International Journal of Computer Applications |
Foundation of Computer Science (FCS), NY, USA |
Volume 127 - Number 17 |
Year of Publication: 2015 |
Authors: Aishwarya Kappala, Sudhakar Godi |
10.5120/ijca2015906717 |
Aishwarya Kappala, Sudhakar Godi . A Naive Clustering Algorithm for Text Mining. International Journal of Computer Applications. 127, 17 ( October 2015), 20-24. DOI=10.5120/ijca2015906717
Predefined categories can be assigned to the natural language text using for text classification. It is a “bag-of-word” representation, previous documents have a word with values, it represents how frequently this word appears in the document or not. But large documents may face many problems because they have irrelevant or abundant information is there.
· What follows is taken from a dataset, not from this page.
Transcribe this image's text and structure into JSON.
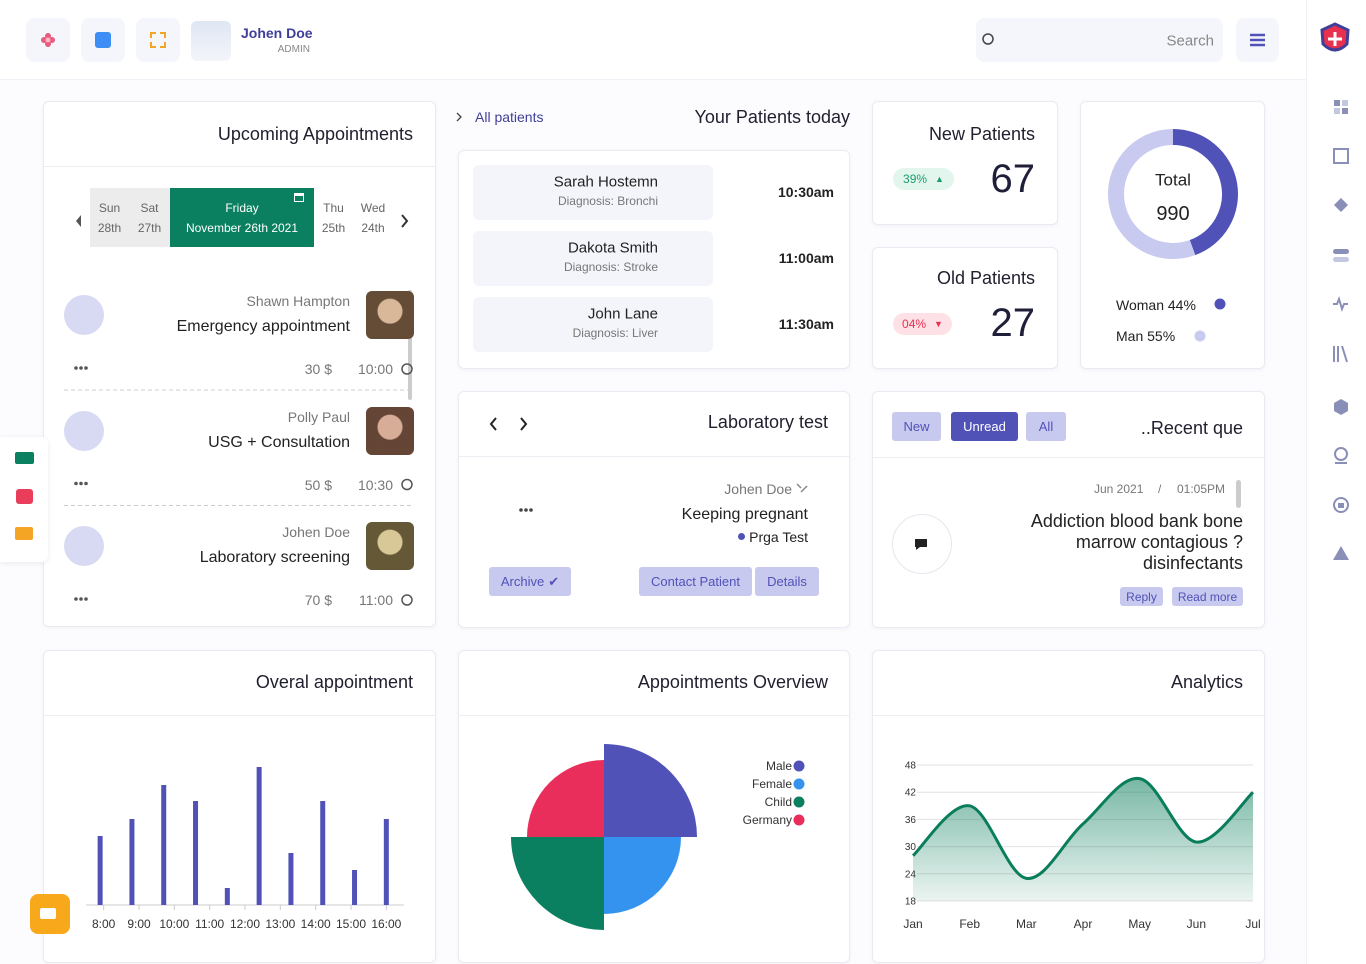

This paper explores the effect of other types of values, which express the distribution of a word in the document. These values are called distributional features. All features are calculated by tfidf style equation and these features are combined with machine learning techniques. Term frequency is one of the major factor for distributional features it holds weighted item set. When the need is to minimize a certain score function, discovering rare data correlations is more interesting than mining frequent ones. This paper tackles the issue of discovering rare and weighted item sets, i.e., the infrequent weighted item set mining problem. The classifier which gives the more accurate result is selected for categorization. Experiments show that the distributional features are useful for text categorization.